Pierre Munier suivit cette opération avec une anxiété profonde. La blessure était grave, mais n’était point mortelle ; il y avait plus : il était visible, à l’inspection des chairs, qu’en supposant qu’aucun organe important n’eût été lésé à l’intérieur, la guérison serait plus rapide peut-être qu’elle ne l’eût été entre les mains d’un médecin des villes. Le pauvre père n’en passa pas moins par toutes les angoisses qu’une pareille vue devait éveiller en lui, tandis que Georges, au contraire, malgré les douleurs qu’un pareil pansement devait lui faire éprouver, ne fronça pas même le sourcil, et réprima jusqu’au moindre frissonnement de la main que son père tenait entre les siennes.

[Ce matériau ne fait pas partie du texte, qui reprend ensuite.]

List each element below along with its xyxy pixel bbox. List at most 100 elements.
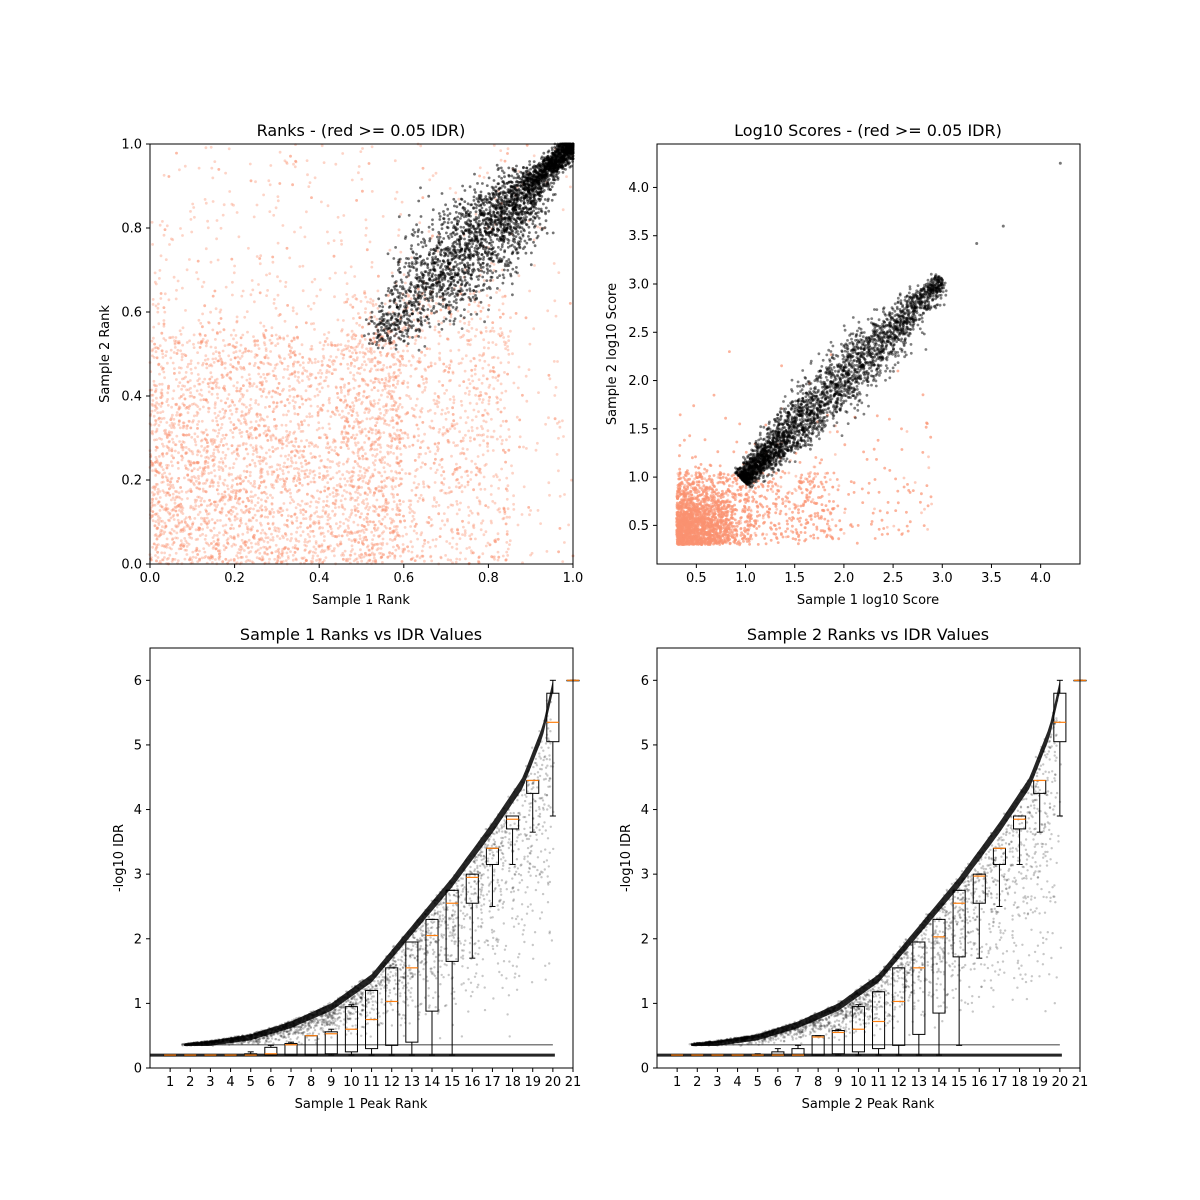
irreproducible-point — [171, 464, 174, 468]
irreproducible-point — [458, 384, 461, 387]
irreproducible-point — [168, 424, 172, 427]
irreproducible-point — [155, 384, 159, 388]
irreproducible-point — [347, 390, 350, 393]
irreproducible-point — [183, 424, 186, 428]
irreproducible-point — [455, 512, 459, 516]
irreproducible-point — [245, 470, 249, 473]
irreproducible-point — [206, 382, 210, 385]
irreproducible-point — [508, 543, 511, 546]
irreproducible-point — [455, 557, 459, 561]
irreproducible-point — [225, 373, 229, 377]
irreproducible-point — [270, 395, 274, 399]
irreproducible-point — [374, 303, 378, 306]
irreproducible-point — [209, 528, 212, 532]
irreproducible-point — [479, 528, 483, 532]
irreproducible-point — [300, 439, 303, 443]
irreproducible-point — [164, 258, 168, 261]
irreproducible-point — [250, 279, 254, 282]
irreproducible-point — [182, 441, 186, 444]
irreproducible-point — [437, 504, 441, 507]
irreproducible-point — [320, 408, 324, 412]
irreproducible-point — [392, 399, 396, 403]
irreproducible-point — [161, 220, 164, 223]
irreproducible-point — [151, 399, 155, 402]
irreproducible-point — [341, 473, 345, 477]
irreproducible-point — [193, 215, 196, 219]
irreproducible-point — [490, 484, 493, 488]
irreproducible-point — [245, 470, 249, 474]
irreproducible-point — [246, 496, 250, 500]
irreproducible-point — [240, 402, 244, 406]
irreproducible-point — [207, 406, 210, 410]
irreproducible-point — [166, 543, 170, 546]
irreproducible-point — [224, 464, 228, 468]
irreproducible-point — [257, 283, 260, 286]
irreproducible-point — [394, 477, 398, 480]
irreproducible-point — [496, 558, 500, 562]
irreproducible-point — [402, 444, 406, 448]
irreproducible-point — [224, 171, 228, 175]
irreproducible-point — [336, 396, 340, 399]
irreproducible-point — [364, 352, 367, 356]
irreproducible-point — [285, 519, 289, 522]
irreproducible-point — [381, 388, 385, 392]
irreproducible-point — [258, 537, 262, 541]
irreproducible-point — [384, 404, 388, 408]
irreproducible-point — [351, 426, 355, 430]
irreproducible-point — [539, 522, 542, 525]
irreproducible-point — [303, 549, 307, 552]
irreproducible-point — [368, 490, 372, 494]
irreproducible-point — [227, 405, 231, 408]
irreproducible-point — [305, 415, 309, 418]
irreproducible-point — [429, 426, 433, 430]
irreproducible-point — [274, 333, 278, 337]
irreproducible-point — [299, 430, 303, 433]
irreproducible-point — [169, 480, 173, 484]
irreproducible-point — [328, 466, 332, 469]
irreproducible-point — [343, 383, 346, 387]
irreproducible-point — [499, 398, 502, 402]
irreproducible-point — [401, 543, 405, 546]
irreproducible-point — [311, 557, 315, 560]
irreproducible-point — [191, 402, 194, 406]
irreproducible-point — [246, 330, 249, 334]
irreproducible-point — [392, 500, 396, 503]
irreproducible-point — [491, 449, 495, 452]
irreproducible-point — [360, 474, 364, 478]
irreproducible-point — [168, 512, 172, 516]
irreproducible-point — [166, 403, 170, 407]
irreproducible-point — [153, 280, 157, 284]
irreproducible-point — [170, 528, 174, 531]
irreproducible-point — [378, 361, 382, 364]
irreproducible-point — [303, 369, 307, 372]
irreproducible-point — [488, 543, 492, 547]
irreproducible-point — [159, 411, 162, 414]
irreproducible-point — [337, 470, 341, 473]
irreproducible-point — [373, 402, 377, 406]
irreproducible-point — [257, 459, 261, 463]
irreproducible-point — [528, 342, 532, 346]
irreproducible-point — [267, 448, 271, 452]
irreproducible-point — [418, 556, 422, 560]
irreproducible-point — [476, 433, 479, 437]
irreproducible-point — [466, 474, 470, 477]
irreproducible-point — [328, 396, 331, 400]
irreproducible-point — [477, 556, 481, 559]
irreproducible-point — [207, 544, 211, 547]
irreproducible-point — [209, 260, 213, 264]
irreproducible-point — [390, 394, 394, 398]
irreproducible-point — [232, 450, 236, 454]
irreproducible-point — [241, 480, 244, 483]
irreproducible-point — [242, 384, 245, 387]
irreproducible-point — [167, 556, 170, 560]
irreproducible-point — [341, 409, 344, 413]
irreproducible-point — [268, 510, 271, 513]
irreproducible-point — [379, 489, 383, 493]
irreproducible-point — [223, 366, 227, 370]
irreproducible-point — [171, 361, 175, 365]
irreproducible-point — [289, 420, 292, 423]
irreproducible-point — [347, 447, 350, 450]
irreproducible-point — [202, 280, 206, 284]
irreproducible-point — [293, 165, 297, 169]
irreproducible-point — [293, 512, 297, 516]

Le pansement fini et le repas achevé, on se mit en route. On approchait des grands bois, mais encore fallait-il les atteindre ; la petite troupe, retardée par le transport du blessé, transport que les accidents du terrain rendaient fort difficile, ne s’avançait que lentement, et, depuis le départ de l’habitation, avait laissé une trace facile à suivre.